The National Marine Fisheries Service (NMFS) recently announced the 2017 Gulf of Mexico three-day federal-water season. It’s disappointing. My Louisiana roots go back to the Colonial French and many generations strong. Though my pride for the state runs deep, I find myself disheartened that my state and the Louisiana Department of Wildlife and Fish (LDWF) have been forced to break their partnership with the National Marine Fisheries Service in a dangerous game of political wrangling over red snapper. Increasing state-water seasons by other Gulf States have placed Louisiana into a de facto fishery arms race with the other states, as increasing state-water seasons eviscerate federal-water access. It is no wonder that the federal season is only three days when Texas allows anglers to fish year-round, Louisiana’s season was 272 days last year, Mississippi’s 102 days, Florida 78 and Alabama 67. And, red snapper is overfished each year in state waters because the states allow annual catch limits to be routinely and consistently exceeded. Simple math.
Even so, political wrangling by some private recreational groups has convinced the five Gulf States that by opening longer state-water seasons they will increase private recreational fishing opportunities. Such changes will increase the recreational take to roughly 75 to 80-percent in state waters, which are far inferior to the deeper and the more productive federal waters just offshore. But what is not discussed in this strategy is that it also further limits federal-water access since NMFS must deduct fish caught in state waters from the total federal water’s catch.
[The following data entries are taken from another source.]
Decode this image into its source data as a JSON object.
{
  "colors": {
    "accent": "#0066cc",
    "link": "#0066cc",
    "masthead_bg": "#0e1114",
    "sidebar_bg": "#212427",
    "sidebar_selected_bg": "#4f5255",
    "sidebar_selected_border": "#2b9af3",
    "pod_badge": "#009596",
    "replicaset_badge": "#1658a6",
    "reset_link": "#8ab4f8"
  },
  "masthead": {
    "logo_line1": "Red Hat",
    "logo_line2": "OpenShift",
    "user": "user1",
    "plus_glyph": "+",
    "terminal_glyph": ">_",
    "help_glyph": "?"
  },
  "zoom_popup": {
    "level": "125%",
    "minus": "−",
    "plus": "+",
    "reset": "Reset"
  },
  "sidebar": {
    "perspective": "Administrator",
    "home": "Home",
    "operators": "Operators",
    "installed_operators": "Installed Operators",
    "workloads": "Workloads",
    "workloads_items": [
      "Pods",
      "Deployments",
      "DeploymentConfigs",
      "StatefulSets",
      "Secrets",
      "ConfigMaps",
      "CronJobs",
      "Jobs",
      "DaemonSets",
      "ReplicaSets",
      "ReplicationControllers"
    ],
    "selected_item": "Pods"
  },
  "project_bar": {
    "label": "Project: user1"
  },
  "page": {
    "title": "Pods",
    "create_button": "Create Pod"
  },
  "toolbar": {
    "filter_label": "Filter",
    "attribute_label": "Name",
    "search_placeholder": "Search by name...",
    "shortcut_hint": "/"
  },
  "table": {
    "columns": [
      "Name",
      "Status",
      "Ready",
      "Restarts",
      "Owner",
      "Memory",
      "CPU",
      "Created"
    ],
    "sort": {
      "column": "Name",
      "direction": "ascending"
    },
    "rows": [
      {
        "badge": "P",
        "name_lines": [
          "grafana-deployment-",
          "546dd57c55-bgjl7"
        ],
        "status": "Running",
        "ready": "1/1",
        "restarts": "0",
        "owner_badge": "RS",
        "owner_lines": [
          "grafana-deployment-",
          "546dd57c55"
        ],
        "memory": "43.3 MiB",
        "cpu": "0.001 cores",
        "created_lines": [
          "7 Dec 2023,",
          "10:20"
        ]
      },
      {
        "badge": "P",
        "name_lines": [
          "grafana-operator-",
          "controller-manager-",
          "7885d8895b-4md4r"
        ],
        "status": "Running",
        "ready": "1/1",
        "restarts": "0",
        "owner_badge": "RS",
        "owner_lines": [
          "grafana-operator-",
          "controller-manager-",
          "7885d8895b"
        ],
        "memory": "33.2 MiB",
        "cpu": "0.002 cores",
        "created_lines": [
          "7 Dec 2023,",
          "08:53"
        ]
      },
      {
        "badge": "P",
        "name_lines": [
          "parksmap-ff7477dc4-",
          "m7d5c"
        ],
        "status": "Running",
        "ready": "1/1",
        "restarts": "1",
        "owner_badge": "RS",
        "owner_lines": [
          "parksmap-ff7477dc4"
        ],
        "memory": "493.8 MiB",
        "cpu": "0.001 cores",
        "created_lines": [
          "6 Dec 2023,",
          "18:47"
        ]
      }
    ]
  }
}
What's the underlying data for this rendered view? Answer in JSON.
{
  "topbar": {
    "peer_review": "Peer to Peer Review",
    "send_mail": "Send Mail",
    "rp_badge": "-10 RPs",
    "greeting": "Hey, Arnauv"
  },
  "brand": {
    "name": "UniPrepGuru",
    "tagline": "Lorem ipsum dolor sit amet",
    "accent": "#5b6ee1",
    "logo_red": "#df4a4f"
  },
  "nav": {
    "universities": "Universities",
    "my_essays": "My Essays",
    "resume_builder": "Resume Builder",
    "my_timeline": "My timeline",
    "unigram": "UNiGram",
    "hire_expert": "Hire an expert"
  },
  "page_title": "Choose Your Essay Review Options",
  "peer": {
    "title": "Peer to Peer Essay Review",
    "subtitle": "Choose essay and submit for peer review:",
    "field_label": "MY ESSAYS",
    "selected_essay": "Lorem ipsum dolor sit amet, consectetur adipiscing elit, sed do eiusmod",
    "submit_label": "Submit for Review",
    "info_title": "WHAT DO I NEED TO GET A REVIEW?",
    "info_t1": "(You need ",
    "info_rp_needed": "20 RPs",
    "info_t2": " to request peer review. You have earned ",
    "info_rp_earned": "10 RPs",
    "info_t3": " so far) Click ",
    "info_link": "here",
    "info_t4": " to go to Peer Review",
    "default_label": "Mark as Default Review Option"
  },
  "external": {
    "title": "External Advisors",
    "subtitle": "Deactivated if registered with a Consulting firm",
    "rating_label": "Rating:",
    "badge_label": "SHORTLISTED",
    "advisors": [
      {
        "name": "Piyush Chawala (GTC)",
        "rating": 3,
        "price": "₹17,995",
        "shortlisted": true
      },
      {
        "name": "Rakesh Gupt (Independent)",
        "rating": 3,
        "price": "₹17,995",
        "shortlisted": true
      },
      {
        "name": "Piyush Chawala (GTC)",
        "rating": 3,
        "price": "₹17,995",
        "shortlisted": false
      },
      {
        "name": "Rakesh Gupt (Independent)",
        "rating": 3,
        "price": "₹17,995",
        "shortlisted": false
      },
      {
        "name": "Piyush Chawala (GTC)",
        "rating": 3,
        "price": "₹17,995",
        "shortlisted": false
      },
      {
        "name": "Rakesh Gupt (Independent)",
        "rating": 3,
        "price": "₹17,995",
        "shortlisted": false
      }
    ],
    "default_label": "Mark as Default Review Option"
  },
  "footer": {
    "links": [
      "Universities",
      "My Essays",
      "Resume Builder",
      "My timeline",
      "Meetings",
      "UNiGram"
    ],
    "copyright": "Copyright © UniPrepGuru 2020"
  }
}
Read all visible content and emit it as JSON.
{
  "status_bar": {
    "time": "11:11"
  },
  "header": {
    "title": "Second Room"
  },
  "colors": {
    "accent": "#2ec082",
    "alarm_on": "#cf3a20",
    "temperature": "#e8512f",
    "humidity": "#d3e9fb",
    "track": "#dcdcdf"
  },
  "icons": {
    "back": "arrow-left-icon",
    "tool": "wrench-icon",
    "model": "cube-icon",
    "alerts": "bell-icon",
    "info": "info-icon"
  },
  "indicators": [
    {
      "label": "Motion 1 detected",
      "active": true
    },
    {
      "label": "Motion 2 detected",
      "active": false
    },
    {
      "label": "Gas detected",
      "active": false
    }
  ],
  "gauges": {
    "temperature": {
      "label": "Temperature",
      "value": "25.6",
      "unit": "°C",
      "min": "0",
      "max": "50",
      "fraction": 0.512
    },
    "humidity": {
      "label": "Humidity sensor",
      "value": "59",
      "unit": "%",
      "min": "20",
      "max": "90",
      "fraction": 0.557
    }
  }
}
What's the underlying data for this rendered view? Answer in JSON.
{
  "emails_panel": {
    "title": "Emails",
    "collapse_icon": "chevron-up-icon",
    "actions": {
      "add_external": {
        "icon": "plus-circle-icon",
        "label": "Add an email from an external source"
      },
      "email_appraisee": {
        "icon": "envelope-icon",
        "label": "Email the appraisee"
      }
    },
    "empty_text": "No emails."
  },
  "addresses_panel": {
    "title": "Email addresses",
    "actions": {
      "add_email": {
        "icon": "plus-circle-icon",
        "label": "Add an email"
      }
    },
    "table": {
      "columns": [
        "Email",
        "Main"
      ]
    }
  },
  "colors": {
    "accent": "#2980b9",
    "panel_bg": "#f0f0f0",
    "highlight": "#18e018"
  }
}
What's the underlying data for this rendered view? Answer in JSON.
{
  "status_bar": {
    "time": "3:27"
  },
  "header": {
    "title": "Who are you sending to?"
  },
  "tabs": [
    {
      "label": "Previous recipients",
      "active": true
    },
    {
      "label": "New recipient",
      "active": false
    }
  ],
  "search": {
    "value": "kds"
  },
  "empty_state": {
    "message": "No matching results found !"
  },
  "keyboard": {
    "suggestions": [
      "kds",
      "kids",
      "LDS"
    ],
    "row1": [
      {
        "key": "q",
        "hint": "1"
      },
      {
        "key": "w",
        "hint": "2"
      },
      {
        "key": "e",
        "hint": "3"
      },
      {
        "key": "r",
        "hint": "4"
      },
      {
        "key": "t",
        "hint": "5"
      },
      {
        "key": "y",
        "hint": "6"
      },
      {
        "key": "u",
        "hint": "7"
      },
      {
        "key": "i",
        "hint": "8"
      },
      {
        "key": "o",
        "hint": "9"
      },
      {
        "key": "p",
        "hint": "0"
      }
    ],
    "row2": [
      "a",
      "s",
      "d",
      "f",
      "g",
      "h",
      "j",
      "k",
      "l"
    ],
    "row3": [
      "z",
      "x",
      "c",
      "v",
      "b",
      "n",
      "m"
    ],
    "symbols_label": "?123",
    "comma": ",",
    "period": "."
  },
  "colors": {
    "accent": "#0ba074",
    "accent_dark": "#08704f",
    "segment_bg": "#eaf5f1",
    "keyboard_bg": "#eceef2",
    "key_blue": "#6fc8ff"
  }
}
These same interest groups then turn and decry that this is clearly a sign that the NMFS merely wants to take fish away from recreational anglers.
This is where the real anger should be directed, not at the hardworking members of NMFS, the Gulf Fishery Management Council, and the dedicated fishermen, their small businesses, and their families that have sacrificed to ensure that at least their portions of the fishery are accountable and sustainable. They have stable business models that protect their wallets, while protecting the resource first.
Louisiana Governor John Edwards’ and LDWF Secretary Jack Montoucet’s administrations, to be certain, inherited failed fishery management policies that were aligned with the interests that would break with a federal management system that is working in order to create some feigned states’ rights versus federal government narrative.
These interests and the previous administration found a sympathetic Congressional Representative, Mr. Garrett Graves, who’d rather deregulate all fisheries management in the name of modernization and flexibility, than acknowledge that the commercial and charter for-hire fleets have created management plans that have proven to be very effective and successful, and have utilized the inherent flexibility already built into the Magnuson-Stevens Fishery Conservation and Management Act, the law that manages all federal fisheries.
Representative Graves’s idea—a plan that shifts management to the states, forcing them to perform costly stock assessments annually and assume all enforcement of the fishery from zero to 200 miles—is an unfunded mandate that brings with it all the costs to perform the above. Wrapped in this little nugget is also the provision that could reduce Louisiana’s commercial fishing fleet by 10-percent annually without oversight.
Luckily, though, as politics attempts to break a federal management system that has created fishery management plans that work for the charter for-hire and commercial fleets, Governor Edwards’ administration is taking actions to find solutions to fishery management issues that work within the Magnuson-Stevens Act’s flexibility and rebuilding mandates at the state and council levels.
Currently, LDWF staff is working within the council process and the Magnuson-Stevens Act’s flexibility to find progressive management tools that work for the state’s anglers, while not kowtowing to recreational leadership’s attempt to weaken federal management. Under current LDWF staff and their initiatives, we have the possibility to break the logjam that certain recreational leadership has created at the Congressional and council levels and bring solutions and stability to the Gulf’s recreational red snapper fishery. The beauty is, we can do it by not shifting the costs to manage this fishery onto the backs of Louisiana taxpayers, while threatening one of our state’s greatest economic drivers – our hardworking commercial and charter for-hire small businesses.
1 comment on “Without the Fisheries Resource, There is No Lifestyle”
One thing commercial fishing needs to go the way of Market hunting,,, the federal government has done a disastrous job in taking care of private sector fishing. Cobia closure along almost the entire Atlantic Seaboard being a prime example, they make the Assumption they know how many recreationally landed Cobia were caught in 2015 and 2016 which they have absolutely no way of acquiring that number. I’ve been blue water fishing for 45 years I’ve never once ever been surveyed nor do I know anyone that has ever been surveyed so this is quite easily to deduce that this number was draft out of thin air. So all recreational Harvest is closed if the stocks have been impacted so hard why did they leave commercial Harvest open.
Recreational fishing Act is a good start at backing the environmentalists at the national marine fisheries service away from managing States resources.
I have read several of your articles you guys are about as misinformed a bunch as I believe I’ve seen in a long time either that or your commercial fisherman one or the other.